La replica di Renzi: «Se fosse stato per lui il sindaco di Firenze sarebbe un altro» - «Certo che sono grato al partito, ma vorrei che il Pd non si concludesse con le singole persone e i singoli dirigenti». Il sindaco di Firenze, Matteo Renzi, risponde dalla festa nazionale del Pd a Massimo D'Alema che gli ha chiesto - sempre dal palco di Pesaro - maggiore «gratitudine» per il partito che gli ha permesso di fare il sindaco.
«Prima di tutto - ci tiene a precisare Renzi - sono grato ai fiorentini che mi hanno votato». E poi, «a dir la verità se era per Massimo D'Alema il sindaco di Firenze lo faceva qualcun altro perché lui ha sostenuto alle primarie un'altra persona». «Io dal Pd non me ne vado, nemmeno se mi cacciano - ha aggiunto -. Questa è casa mia».
«Se ci saranno le primarie - ha proseguito il rottamatore - il gruppo dei giovani dovrebbe avere il coraggio di mettere un suo candidato e quel candidato non sarò io perché vorrei continuare a fare il sindaco di Firenze». In ogni caso la candidatura a premier «credo che sia l'ultimo dei problemi del nostro Paese. Si facciano le primarie. Ci dovranno essere delle idee chiare per rilanciare il paese. Spero che potranno essere primarie libere e democratiche le stesse che hanno fatto eleggere Prodi, Veltroni e Bersani».

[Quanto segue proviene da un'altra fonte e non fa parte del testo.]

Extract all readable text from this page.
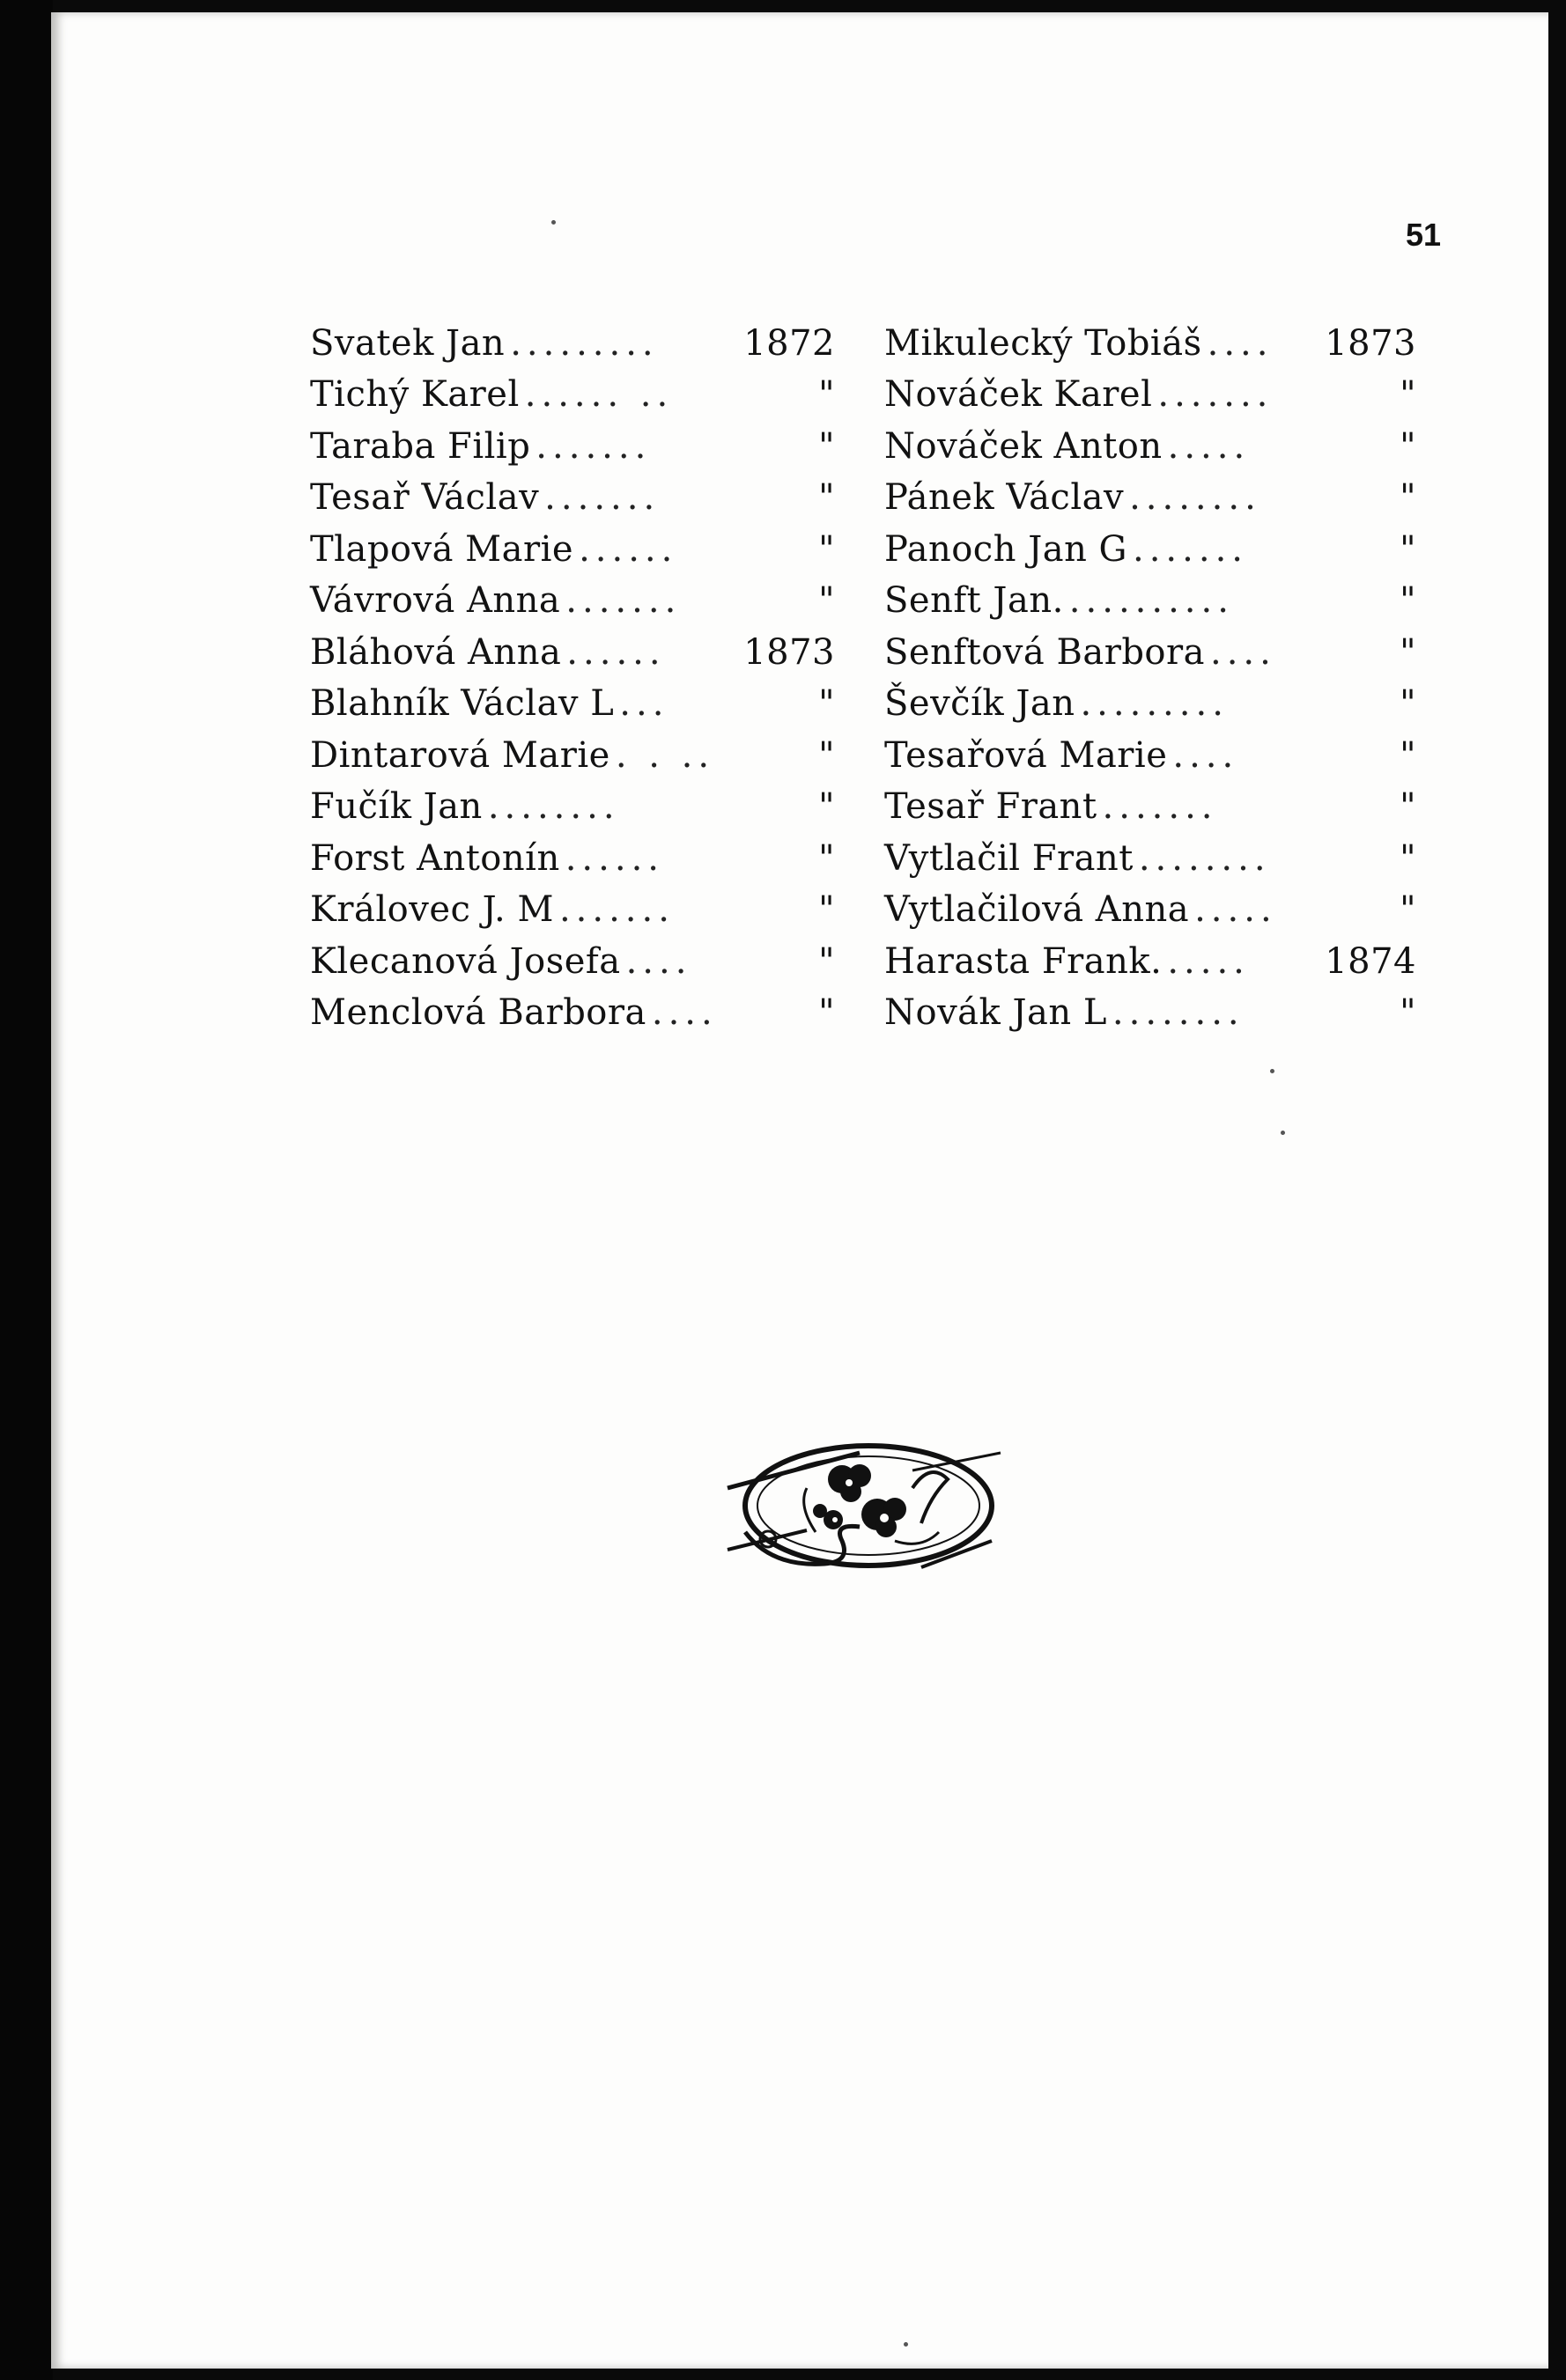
51
Svatek Jan .........	1872
Tichý Karel ...... ..	"
Taraba Filip .......	"
Tesař Václav .......	"
Tlapová Marie ......	"
Vávrová Anna .......	"
Bláhová Anna ......	1873
Blahník Václav L ...	"
Dintarová Marie . . ..	"
Fučík Jan ........	"
Forst Antonín ......	"
Královec J. M .......	"
Klecanová Josefa ....	"
Menclová Barbora ....	"
Mikulecký Tobiáš ....	1873
Nováček Karel .......	"
Nováček Anton .....	"
Pánek Václav ........	"
Panoch Jan G .......	"
Senft Jan. ..........	"
Senftová Barbora ....	"
Ševčík Jan .........	"
Tesařová Marie ....	"
Tesař Frant .......	"
Vytlačil Frant ........	"
Vytlačilová Anna .....	"
Harasta Frank. .....	1874
Novák Jan L ........	"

D'Alema: Le vicende giudiziarie di Berlusconi sono incommentabili - Il Paese è in grave difficoltà e «soffre l'assenza di una guida politica». Le ultime intercettazioni tra il premier e Lavitola «fanno capire di che cosa si occupa nel frattempo il presidente del Consiglio». Queste vicende, per Massimo D'Alema, ormai «sono incommentabili».
«Ormai le vicende giudiziarie di Berlusconi sono secondo me incommentabili - ha detto D'Alema a margine di un dibattito alla Festa nazionale del Pd di Pesaro -. Io ho scelto da tempo da tempo di occuparmi solo dei problemi del Paese. Ci sono talmente tanti motivi per i quali Berlusconi se ne deve andare che non c'è neanche bisogno di parlare di queste cose».
«Il Paese - ha aggiunto il presidente del Copasir - soffre drammaticamente l'assenza di una guida politica. Al massimo queste notizie ci fanno capire di che cosa si occupa nel frattempo il presidente del Consiglio».

Quagliariello (Pdl): «D'Alema è l'ultimo a poter parlare» - «Il sismologo D'Alema è l'ultima persona al mondo a poter parlare del caso Tarantini». Lo dichiara Gaetano Quagliariello, vicecapogruppo vicario del PdL al Senato.